しかしその一方であのクロという少年の情報は驚くほど少なかった。

 せいぜいが水の魔法を使うのだろうという、確証のない曖昧なもの。


 それゆえ彼らの噂を知る騎士たちはクロのことは不気味とだけで、より目立った活躍の多いシロの方が危険と思っているが、それはきっと間違いだ。

 クロの情報が少ないのは目撃者がいないから。つまりその悉くを殺す、もしくは口止めをしているということ。

 つまりシロと違い人相手の任務を主にしているということ。


「人と魔物の違いは何だと思う?」


「知能、でしょうか」


 知能。確かに明確な違いだろう。だが魔物の中にも人間と同じような考え方をする魔物もいる。伝説の龍種は人語も話すという。


 人と魔物の最大の違い。それは会話。もしくは対話というべきか。

 人族、森人族、獣人族、果てには精霊や妖精まで。人は種族を介して会話をする。
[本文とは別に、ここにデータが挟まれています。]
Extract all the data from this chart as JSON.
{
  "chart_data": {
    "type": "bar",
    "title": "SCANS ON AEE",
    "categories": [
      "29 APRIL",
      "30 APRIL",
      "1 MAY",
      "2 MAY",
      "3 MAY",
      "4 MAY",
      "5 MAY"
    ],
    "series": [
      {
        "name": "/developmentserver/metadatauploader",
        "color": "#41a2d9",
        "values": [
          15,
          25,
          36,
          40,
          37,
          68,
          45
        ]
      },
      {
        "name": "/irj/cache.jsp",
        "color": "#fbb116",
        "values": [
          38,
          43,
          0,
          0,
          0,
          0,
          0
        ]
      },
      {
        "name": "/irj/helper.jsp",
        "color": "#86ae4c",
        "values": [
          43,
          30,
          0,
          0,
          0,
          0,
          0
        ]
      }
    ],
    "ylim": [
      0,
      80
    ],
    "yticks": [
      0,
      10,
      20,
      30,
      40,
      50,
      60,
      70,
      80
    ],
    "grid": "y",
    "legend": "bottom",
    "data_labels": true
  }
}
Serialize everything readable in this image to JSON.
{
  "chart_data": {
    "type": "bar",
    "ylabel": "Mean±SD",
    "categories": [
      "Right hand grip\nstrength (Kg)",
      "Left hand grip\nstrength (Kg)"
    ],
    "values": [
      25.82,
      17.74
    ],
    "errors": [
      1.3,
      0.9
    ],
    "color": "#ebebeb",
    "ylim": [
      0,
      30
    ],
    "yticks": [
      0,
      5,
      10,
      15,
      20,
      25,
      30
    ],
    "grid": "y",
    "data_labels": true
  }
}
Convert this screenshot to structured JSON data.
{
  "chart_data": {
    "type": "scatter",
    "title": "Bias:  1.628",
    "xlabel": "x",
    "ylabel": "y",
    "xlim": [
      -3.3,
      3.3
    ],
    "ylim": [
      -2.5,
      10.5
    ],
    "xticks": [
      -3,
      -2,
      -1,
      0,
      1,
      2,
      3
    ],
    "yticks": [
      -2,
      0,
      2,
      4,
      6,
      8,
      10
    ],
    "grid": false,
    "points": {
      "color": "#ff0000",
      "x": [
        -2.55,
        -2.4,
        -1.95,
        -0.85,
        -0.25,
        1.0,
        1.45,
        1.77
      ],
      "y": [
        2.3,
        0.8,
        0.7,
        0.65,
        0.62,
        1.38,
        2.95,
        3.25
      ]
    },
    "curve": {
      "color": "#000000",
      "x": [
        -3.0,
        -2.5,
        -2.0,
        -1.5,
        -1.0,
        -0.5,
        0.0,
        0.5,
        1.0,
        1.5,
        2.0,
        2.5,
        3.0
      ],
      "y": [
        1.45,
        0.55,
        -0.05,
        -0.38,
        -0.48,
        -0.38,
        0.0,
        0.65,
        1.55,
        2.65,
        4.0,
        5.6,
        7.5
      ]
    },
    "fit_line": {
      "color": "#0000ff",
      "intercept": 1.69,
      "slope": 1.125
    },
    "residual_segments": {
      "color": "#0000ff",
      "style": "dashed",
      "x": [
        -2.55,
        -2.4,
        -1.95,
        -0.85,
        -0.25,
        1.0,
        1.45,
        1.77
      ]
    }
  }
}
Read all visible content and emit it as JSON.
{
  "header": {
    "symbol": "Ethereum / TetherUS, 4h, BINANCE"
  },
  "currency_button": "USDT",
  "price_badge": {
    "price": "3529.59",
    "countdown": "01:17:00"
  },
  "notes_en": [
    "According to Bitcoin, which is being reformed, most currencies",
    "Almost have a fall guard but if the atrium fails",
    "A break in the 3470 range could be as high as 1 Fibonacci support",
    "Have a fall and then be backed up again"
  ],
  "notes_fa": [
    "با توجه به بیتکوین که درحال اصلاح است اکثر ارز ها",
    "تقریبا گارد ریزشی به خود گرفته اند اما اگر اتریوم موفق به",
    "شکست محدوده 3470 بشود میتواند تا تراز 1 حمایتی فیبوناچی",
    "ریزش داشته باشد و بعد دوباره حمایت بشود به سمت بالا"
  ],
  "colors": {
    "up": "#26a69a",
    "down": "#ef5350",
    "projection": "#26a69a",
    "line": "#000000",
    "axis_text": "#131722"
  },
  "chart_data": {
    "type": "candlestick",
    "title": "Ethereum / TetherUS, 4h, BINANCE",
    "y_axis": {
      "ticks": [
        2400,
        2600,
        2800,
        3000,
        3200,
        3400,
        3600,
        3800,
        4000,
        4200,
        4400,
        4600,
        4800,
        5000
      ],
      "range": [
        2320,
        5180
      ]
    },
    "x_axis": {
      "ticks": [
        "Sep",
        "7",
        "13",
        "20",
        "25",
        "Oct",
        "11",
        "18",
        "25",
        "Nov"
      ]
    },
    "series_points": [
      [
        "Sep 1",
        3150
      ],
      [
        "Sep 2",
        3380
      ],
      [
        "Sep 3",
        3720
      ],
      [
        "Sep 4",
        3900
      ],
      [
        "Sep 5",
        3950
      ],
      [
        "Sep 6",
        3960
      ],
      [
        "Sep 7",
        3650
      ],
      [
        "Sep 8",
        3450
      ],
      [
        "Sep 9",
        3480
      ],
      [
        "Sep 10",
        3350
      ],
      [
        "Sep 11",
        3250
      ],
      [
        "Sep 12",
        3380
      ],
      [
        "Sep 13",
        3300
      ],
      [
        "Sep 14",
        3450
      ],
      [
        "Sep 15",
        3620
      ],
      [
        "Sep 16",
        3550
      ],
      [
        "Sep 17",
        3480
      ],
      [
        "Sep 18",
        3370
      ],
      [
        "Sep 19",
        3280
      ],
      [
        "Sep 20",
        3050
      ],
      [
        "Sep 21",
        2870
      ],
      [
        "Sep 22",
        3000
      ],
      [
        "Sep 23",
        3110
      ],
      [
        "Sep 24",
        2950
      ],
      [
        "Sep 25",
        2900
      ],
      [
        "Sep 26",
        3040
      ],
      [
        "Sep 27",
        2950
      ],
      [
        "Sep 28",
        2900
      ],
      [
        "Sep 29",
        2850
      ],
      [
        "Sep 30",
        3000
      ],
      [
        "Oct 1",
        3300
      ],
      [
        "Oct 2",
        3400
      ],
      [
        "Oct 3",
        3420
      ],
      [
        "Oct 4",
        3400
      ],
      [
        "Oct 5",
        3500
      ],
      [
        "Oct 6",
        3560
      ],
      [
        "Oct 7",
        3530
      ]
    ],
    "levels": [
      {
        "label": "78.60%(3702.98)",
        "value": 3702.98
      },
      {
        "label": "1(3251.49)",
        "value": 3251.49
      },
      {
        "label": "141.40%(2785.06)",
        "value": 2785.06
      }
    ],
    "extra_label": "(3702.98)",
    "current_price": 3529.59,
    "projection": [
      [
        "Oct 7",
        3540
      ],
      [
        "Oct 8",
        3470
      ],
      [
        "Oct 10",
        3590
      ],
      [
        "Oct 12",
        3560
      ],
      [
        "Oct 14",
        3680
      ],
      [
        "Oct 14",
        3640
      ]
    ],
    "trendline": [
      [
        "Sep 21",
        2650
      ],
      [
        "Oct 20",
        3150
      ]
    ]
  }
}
たとえ最初は敵同士でも、対話を重ね親交を深める事が出来る。


 ―――同時に欺き裏切ることも。


 人相手に経験を積んだクロはきっとそういった武器の扱いにも慣れている。

 会話で情報を引き出し用が終わったら容赦なく殺すクロと、どんな敵もその炎で一掃するシロ。


 同じ人間にとって警戒すべきはどちらか。それは明白だった。